Sam felt the energy that could only prelude a GhostWalker. He took up the story quickly, laughing as he did. “Then Gator lets loose and starts yelling like a banshee. He was doing some kind of Cajun ceremonial rain dance or something . . .”

“I knew you were in here swappin’ lies about me,” Gator said. “I could hear you laughin’ two houses over. You’re gonna wake the dead. And, ma’am, don’ believe a single lie these jokers tell you. I saved ’em all that day. It was our darkest hour, with giant crocodiles swimmin’ around the room, water pourin’ in from every direction, trees fallin’ on us, and the bunch of them grabbin’ at the liquor bottles and splashin’ around, bait for the crocs.”

Azami’s low laughter was pure music. Sam was fairly certain he was already addicted to the sound of her voice. That low, alluring tone, so pleasant he could listen to it forever.

“I don’t know what a ceremonial Cajun rain dance is, but why would you perform such a ceremony if it was already raining?” she asked.

“Exactly,”
Tucker said. “We all asked him that later and he just insists he saved us by dancing on the bar and performing weird gyrations.”

“I’ve told you all a
million
times that bar was wet and I was slippin’, not performin’ some rain dance in the middle of a hurricane,” Gator protested. “I don’ even know a rain dance.”

Gator’s statement drew more laughter. Sam wrapped his arm around his stomach, afraid if he didn’t stop soon, his wounds were going to rip open just from pure amusement.

Azami shook her head as she slipped closer to the bed, leaning one slim hip against the frame closest to Sam. “Your mission sounds much more fun than anything I’ve ever done.”

“Fun?” Ian’s eyebrows nearly met his hairline. “Ma’am. You don’t seem to understand the deadly peril I was in there at that bar. The Frenchman was trying to drown me and the crocodiles were circling me, thinking I was their next meal.”

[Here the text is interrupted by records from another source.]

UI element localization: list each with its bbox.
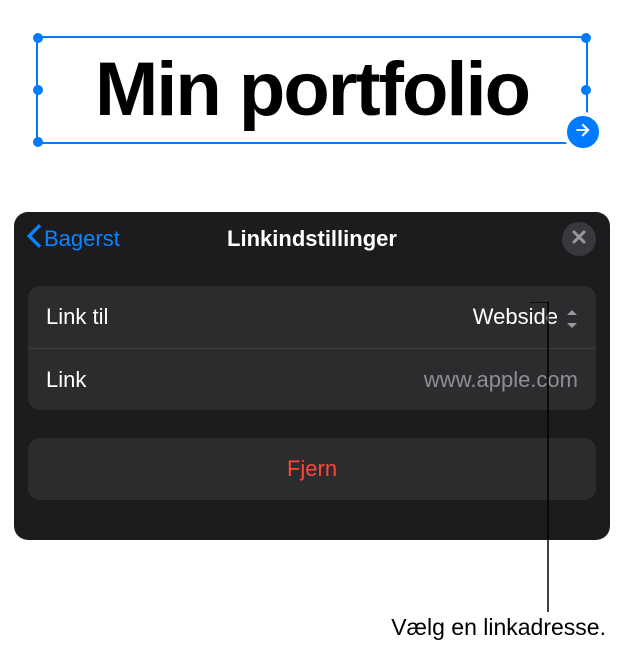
chevron-left-icon xyxy=(26,224,42,254)
link-to-row[interactable]: Link til Webside xyxy=(28,286,596,348)
selected-text-frame[interactable]: Min portfolio xyxy=(36,36,588,144)
back-button[interactable]: Bagerst xyxy=(26,224,120,254)
resize-handle-mr[interactable] xyxy=(581,85,591,95)
close-button[interactable] xyxy=(562,222,596,256)
link-settings-panel: Bagerst Linkindstillinger Link til Websi… xyxy=(14,212,610,540)
remove-button[interactable]: Fjern xyxy=(28,438,596,500)
resize-handle-bl[interactable] xyxy=(33,137,43,147)
settings-list: Link til Webside Link www.apple.com xyxy=(28,286,596,410)
link-indicator-badge[interactable] xyxy=(563,112,603,152)
arrow-forward-icon xyxy=(573,120,593,145)
back-label: Bagerst xyxy=(44,226,120,252)
link-url-row[interactable]: Link www.apple.com xyxy=(28,348,596,410)
panel-body: Link til Webside Link www.apple.com Fjer… xyxy=(14,266,610,500)
link-url-label: Link xyxy=(46,367,86,393)
resize-handle-tr[interactable] xyxy=(581,33,591,43)
panel-title: Linkindstillinger xyxy=(227,226,397,252)
link-to-label: Link til xyxy=(46,304,108,330)
link-to-value-text: Webside xyxy=(473,304,558,330)
close-icon xyxy=(572,230,586,249)
panel-header: Bagerst Linkindstillinger xyxy=(14,212,610,266)
resize-handle-ml[interactable] xyxy=(33,85,43,95)
link-url-placeholder: www.apple.com xyxy=(424,367,578,393)
remove-label: Fjern xyxy=(287,456,337,482)
callout-text: Vælg en linkadresse. xyxy=(391,614,606,641)
resize-handle-tl[interactable] xyxy=(33,33,43,43)
textbox-content: Min portfolio xyxy=(95,52,529,128)
link-to-value: Webside xyxy=(473,304,578,330)
updown-chevron-icon xyxy=(566,308,578,326)
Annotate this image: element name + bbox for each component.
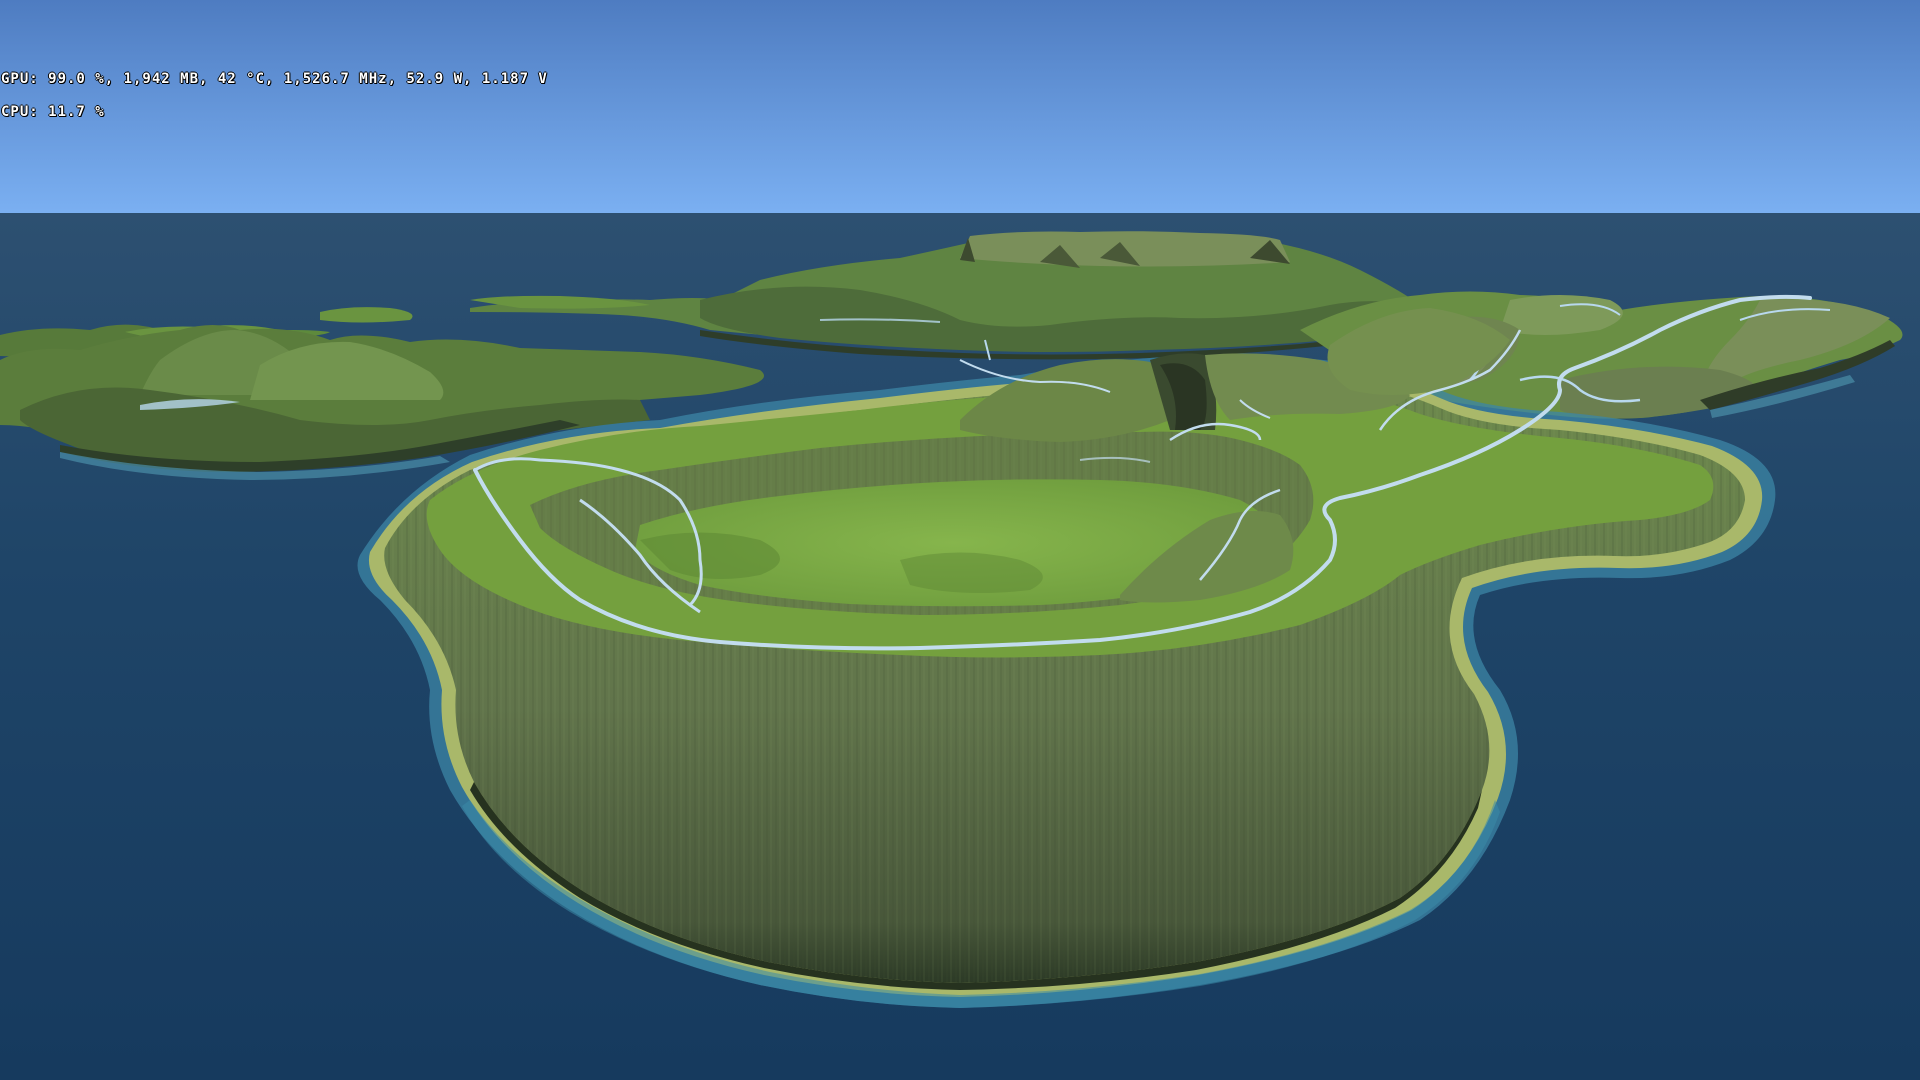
sky (0, 0, 1920, 215)
terrain-scene (0, 0, 1920, 1080)
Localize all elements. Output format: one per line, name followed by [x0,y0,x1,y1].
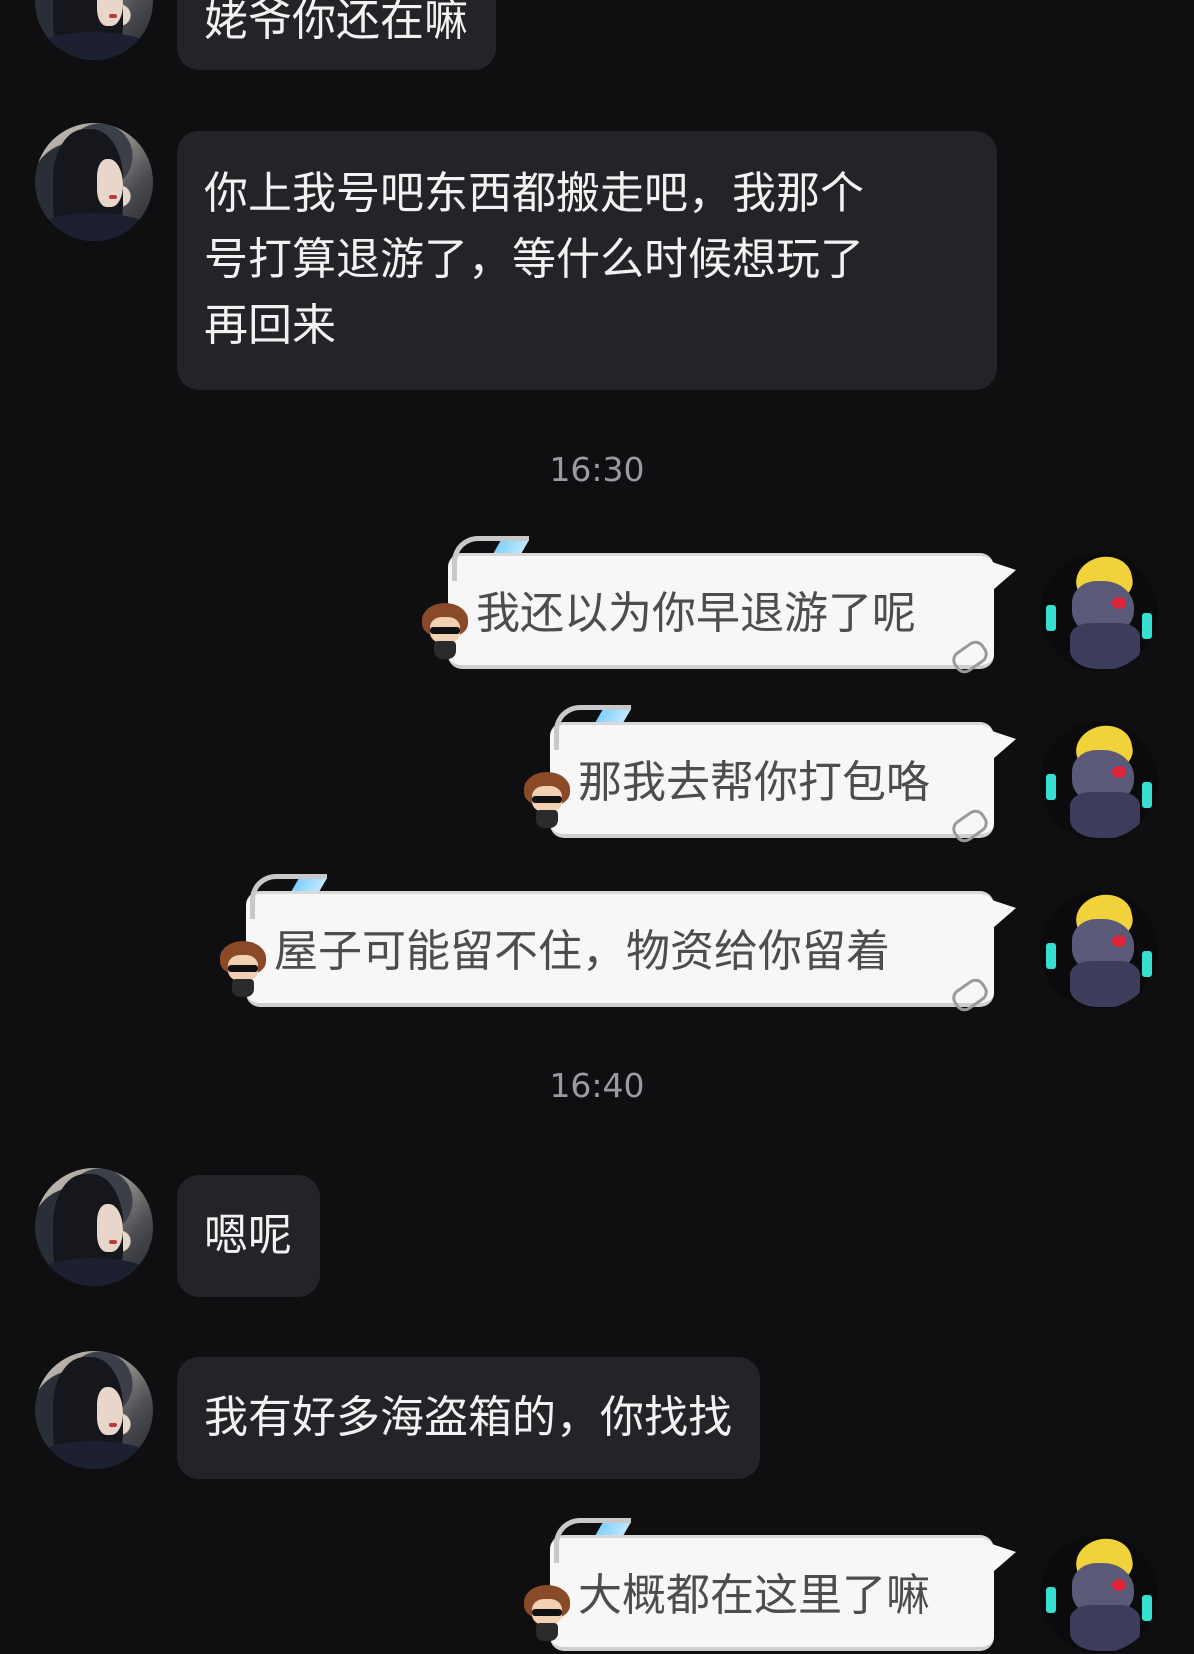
outgoing-message-bubble[interactable]: 大概都在这里了嘛 [524,1518,1016,1651]
timestamp: 16:40 [549,1066,645,1105]
message-text: 我还以为你早退游了呢 [476,588,916,639]
bubble-clip-decoration [554,1518,631,1563]
contact-avatar[interactable] [35,1351,153,1469]
outgoing-message-bubble[interactable]: 那我去帮你打包咯 [524,705,1016,847]
contact-avatar[interactable] [35,123,153,241]
timestamp: 16:30 [549,450,645,489]
incoming-message-bubble[interactable]: 你上我号吧东西都搬走吧，我那个 号打算退游了，等什么时候想玩了 再回来 [177,131,997,390]
bubble-chibi-icon [524,772,570,828]
my-avatar[interactable] [1040,1535,1158,1653]
bubble-chibi-icon [422,603,468,659]
message-text-line: 号打算退游了，等什么时候想玩了 [204,234,864,285]
message-text: 屋子可能留不住，物资给你留着 [274,926,890,977]
outgoing-message-bubble[interactable]: 我还以为你早退游了呢 [422,536,1016,678]
bubble-clip-decoration [250,874,327,919]
message-text: 大概都在这里了嘛 [578,1570,930,1621]
incoming-message-bubble[interactable]: 姥爷你还在嘛 [177,0,496,70]
message-text: 我有好多海盗箱的，你找找 [204,1392,732,1443]
contact-avatar[interactable] [35,1168,153,1286]
bubble-chain-decoration [948,974,992,1016]
bubble-chain-decoration [948,636,992,678]
message-text: 那我去帮你打包咯 [578,757,930,808]
message-text: 嗯呢 [204,1210,292,1261]
my-avatar[interactable] [1040,722,1158,840]
bubble-chibi-icon [220,941,266,997]
message-text-line: 你上我号吧东西都搬走吧，我那个 [204,168,864,219]
message-text: 姥爷你还在嘛 [204,0,468,46]
my-avatar[interactable] [1040,553,1158,671]
my-avatar[interactable] [1040,891,1158,1009]
bubble-chibi-icon [524,1585,570,1641]
contact-avatar[interactable] [35,0,153,60]
incoming-message-bubble[interactable]: 嗯呢 [177,1175,320,1297]
incoming-message-bubble[interactable]: 我有好多海盗箱的，你找找 [177,1357,760,1479]
message-text-line: 再回来 [204,300,336,351]
bubble-clip-decoration [452,536,529,581]
outgoing-message-bubble[interactable]: 屋子可能留不住，物资给你留着 [220,874,1016,1016]
bubble-clip-decoration [554,705,631,750]
bubble-chain-decoration [948,805,992,847]
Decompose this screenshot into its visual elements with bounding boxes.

“Didn’t you say you wanted to swim with the crocs?” Sam asked. “We all heard it. And as I recall, Tucker and I were the ones stuck underwater and you were clinging to the side of the wall like a lizard.”

“I wanted to
see
them,” Ian corrected solemnly, “
not
swim with them. But you know,” he added, brightening significantly, “the sign did say if you swam with them and survived, you get free drinks for the rest of your life. Technically, that bar owes me free drinks, because I swam with the crocs and survived.”

“Technically, Ian, you didn’t swim with the crocodiles. You barely got your big toe wet once they were loose. That was Sam and me,” Tucker snickered.

“How?” Azami asked. “How in the world did you all make it out of there?”

The men exchanged glances and then laughed again.

“Tom Delaney,” Sam said.

“Tom Delaney,” Tucker and Ian agreed simultaneously.